4. Including Cincinnati, BYU, Memphis, and perhaps others in a league with Oklahoma State, Iowa State, TCU, and others? You’re joking, right? This event would be a lot of fun! That’s not to say that a Pac-12 merger wouldn’t result in some entertaining Oklahoma State-Oregon matches or whatever, but the new Big 12 would have a football identity, close and important league contests, and plenty of talent. In last year’s conference race, for example, teams rated seventh (BYU), eighth (Cincinnati), eleventh (Iowa State), and twenty-third (Oklahoma State) in SP+ might have competed.

It would also be a brutal basketball league, particularly if Houston was a part of it.

This enlarged Big 12 would be the most popular football league, akin to the Sun Belt for power conferences. That may not be as important as actual cash, but it is more important than we think in our most cynical times.

From the SEC’s announcement in December 1989 that it was seeking to grow and ultimately acquire Arkansas (which significantly exacerbated the SWC’s already high instability) to the conference’s formal announcement in early 1994, it took approximately four years for the Big 12 to take shape. The league has persevered despite the loss of four original members, the prospect of a Pac-16, the Longhorn Network, and ongoing insecurity. But, even if the Big 12 lives on in name, the departure of Oklahoma and Texas is a death knell for what we knew of it.
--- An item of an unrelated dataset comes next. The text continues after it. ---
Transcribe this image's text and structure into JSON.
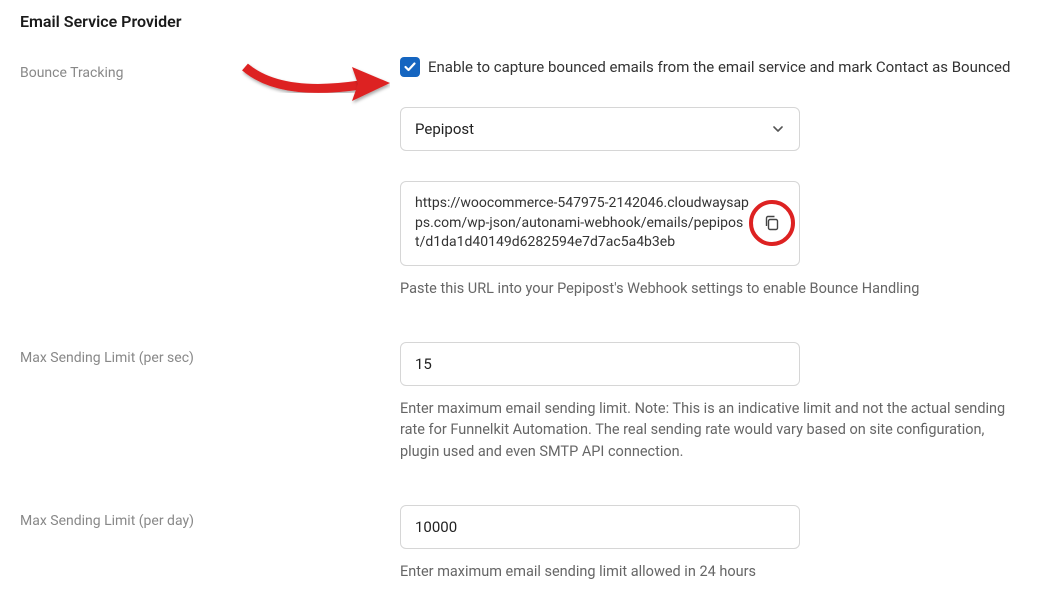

The landscape of college football has changed more in three months than it has ever before, for better or worse, thanks to name, image, and likeness regulations, a possible playoff expansion, and this.

Frequently Asked Questions

Is Texas and Oklahoma going to the SEC?

No, Texas and Oklahoma are not going to the SEC.

When would Texas and Oklahoma join the SEC?

I am not sure, but it is possible that the SEC could expand to Texas and Oklahoma in the future.

Is Oklahoma going to the SEC?

No, Oklahoma is not going to the SEC.